Managing large scale projects,
As Victor mentionned, John Lakos' "Large Scale C++ Software Design" is one of the
canons, but it deals with implementation details (which is very important). If
it's _management_ of projects that interests you, Neal Whitten's "Managing
Software Development Projects" is about as good as it gets. In between, you have
a few really good books by Steve McConnell. One of the best books is Martin
Fowler's "Refactoring: Improving the Design of Existing Code". Speaking of
refactoring, some people will recomment the mound of books on eXtreme
Programming, but personally, I find that they read like indoctrination pamphlets
in a new age cult.
You won't find much on this topic since it's really a minor subset of an already
minuscule subject.
Here you have plenty of choices, but they're not all explicitly about
extensibility. Lakos' book is again a good source. Carrol and Ellis have a book
called "Designing and Coding Reusable C++". Andrei Alexandrescu's "Modern C++
Design" and Vandervoorde and Josuttis' "C++ Templates" are masterful references,
but it takes even seasoned experts multiple readings to grasp the subtleties
(it's very rewarding, though). Just studying any Standard Library reference would
be enough to give you a heap of good concepts about extensibility.
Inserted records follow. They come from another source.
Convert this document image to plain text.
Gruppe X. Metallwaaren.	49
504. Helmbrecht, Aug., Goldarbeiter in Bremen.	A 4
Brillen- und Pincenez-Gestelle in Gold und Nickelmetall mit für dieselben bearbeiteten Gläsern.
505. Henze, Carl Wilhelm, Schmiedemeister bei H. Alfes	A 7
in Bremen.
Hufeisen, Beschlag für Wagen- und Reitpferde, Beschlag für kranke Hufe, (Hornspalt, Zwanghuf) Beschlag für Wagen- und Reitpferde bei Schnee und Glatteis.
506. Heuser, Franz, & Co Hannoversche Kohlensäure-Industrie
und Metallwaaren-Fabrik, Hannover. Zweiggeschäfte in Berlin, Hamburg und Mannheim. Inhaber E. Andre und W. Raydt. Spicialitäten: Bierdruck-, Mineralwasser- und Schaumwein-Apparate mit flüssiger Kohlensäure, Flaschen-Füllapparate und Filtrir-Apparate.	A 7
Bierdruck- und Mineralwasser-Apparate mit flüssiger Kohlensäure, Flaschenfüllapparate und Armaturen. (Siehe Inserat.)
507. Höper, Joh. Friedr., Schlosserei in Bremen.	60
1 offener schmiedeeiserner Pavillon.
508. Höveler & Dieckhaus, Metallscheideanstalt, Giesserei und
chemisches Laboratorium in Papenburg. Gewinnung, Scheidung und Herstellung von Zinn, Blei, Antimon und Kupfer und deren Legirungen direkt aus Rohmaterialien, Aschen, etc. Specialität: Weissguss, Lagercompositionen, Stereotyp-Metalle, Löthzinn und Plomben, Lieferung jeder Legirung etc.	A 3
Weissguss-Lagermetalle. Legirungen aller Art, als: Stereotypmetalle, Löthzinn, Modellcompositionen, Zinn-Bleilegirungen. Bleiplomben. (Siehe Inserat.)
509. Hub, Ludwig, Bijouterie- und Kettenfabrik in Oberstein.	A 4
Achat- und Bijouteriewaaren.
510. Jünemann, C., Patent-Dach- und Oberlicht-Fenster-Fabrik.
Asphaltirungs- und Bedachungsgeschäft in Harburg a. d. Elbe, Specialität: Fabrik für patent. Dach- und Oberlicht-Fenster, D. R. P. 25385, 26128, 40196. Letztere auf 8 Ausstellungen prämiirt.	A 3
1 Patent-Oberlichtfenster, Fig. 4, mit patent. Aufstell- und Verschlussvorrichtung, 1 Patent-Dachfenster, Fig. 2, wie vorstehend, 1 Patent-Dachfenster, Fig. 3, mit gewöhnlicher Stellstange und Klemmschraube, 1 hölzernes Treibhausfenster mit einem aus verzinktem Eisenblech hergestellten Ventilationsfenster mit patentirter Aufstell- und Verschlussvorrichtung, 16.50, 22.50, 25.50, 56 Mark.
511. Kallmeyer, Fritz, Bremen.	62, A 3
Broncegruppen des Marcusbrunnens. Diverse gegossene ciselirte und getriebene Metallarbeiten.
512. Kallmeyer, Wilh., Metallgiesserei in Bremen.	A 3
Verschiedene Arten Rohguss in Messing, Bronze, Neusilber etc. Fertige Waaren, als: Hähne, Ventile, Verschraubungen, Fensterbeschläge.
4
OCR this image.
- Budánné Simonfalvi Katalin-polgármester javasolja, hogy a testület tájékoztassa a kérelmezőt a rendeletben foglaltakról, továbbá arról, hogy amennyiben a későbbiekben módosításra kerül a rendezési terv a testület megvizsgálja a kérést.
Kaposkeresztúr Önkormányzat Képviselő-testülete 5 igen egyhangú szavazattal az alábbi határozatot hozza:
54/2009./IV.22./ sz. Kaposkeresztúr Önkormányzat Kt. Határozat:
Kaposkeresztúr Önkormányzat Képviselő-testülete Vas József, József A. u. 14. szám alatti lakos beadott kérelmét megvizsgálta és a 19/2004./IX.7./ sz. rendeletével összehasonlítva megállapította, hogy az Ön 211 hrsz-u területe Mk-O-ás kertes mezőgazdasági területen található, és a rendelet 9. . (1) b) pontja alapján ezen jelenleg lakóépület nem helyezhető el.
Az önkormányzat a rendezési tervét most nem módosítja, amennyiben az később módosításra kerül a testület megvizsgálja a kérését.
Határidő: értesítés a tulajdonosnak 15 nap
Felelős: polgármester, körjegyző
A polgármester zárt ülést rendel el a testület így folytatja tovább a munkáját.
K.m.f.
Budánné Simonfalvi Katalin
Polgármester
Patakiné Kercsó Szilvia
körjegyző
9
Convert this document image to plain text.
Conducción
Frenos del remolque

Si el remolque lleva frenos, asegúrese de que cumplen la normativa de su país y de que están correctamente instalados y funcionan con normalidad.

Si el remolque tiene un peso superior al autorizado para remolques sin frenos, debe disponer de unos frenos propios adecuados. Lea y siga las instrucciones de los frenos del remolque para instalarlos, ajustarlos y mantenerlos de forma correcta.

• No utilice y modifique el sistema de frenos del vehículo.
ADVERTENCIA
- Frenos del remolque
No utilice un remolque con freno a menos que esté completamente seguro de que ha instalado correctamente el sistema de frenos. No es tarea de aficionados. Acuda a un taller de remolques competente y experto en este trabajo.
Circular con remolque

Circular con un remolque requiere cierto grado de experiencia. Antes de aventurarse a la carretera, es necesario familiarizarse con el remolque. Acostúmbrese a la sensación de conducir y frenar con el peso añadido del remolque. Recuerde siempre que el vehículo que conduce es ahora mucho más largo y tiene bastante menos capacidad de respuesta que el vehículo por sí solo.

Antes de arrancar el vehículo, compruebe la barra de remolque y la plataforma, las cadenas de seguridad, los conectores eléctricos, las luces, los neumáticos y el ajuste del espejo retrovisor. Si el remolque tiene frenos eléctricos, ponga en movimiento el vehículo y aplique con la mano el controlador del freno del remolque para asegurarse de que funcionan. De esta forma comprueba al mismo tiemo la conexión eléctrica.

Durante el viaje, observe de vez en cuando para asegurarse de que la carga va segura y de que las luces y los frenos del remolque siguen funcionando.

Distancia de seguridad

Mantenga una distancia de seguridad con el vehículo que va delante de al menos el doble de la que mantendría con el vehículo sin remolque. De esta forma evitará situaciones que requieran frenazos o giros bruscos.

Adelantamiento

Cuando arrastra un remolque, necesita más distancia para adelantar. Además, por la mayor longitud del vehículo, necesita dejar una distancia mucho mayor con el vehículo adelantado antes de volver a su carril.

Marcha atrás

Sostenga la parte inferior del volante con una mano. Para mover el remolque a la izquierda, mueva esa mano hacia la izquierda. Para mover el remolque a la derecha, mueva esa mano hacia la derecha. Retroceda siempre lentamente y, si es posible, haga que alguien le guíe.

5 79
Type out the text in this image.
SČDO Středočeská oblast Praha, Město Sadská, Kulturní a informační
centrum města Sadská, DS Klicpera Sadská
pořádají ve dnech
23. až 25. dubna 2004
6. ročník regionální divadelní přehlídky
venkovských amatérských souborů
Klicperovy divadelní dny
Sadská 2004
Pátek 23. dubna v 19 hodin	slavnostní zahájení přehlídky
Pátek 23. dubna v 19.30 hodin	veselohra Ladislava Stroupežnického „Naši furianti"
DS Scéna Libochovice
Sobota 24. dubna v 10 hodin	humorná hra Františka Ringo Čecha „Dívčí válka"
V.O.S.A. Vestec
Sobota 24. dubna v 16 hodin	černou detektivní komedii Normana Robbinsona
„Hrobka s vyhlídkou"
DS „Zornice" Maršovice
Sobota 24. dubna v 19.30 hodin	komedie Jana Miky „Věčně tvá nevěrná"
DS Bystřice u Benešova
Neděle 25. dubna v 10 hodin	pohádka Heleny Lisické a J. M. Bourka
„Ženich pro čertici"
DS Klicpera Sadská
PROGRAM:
Also when you start a progrm project from scratch, how
do you lay it out?
There are too many ways to count, but basically, most people simply clone the
skeleton of an existing project, improve the things that were found lacking in
the last iteration and go from there. It's a catch 22 for beginners because they
don't have existing projects to clone and the projects they can find are usually
too complex to fit what they're doing. The only good advice I can give you, until
you get to work with a team that has an established methodology, is: do many
projects and evolve your framework as you do so. You'll learn a lot by it.
I've been drawing object interactions on a a0 piece of paper, is this the
way others do it, or is there any good software for doing this??
If paper works for you, there's nothing wrong with it. I use Visio because it's
flexible and doesn't constrain me to someone else's methodology. Some people like
tools that enforce certain constraints or that generate code for them. Rational
Rose is often prefered by those people. I'm sure that if you take an inventory,
you could come up with dozens of programs that purport to aid in software design.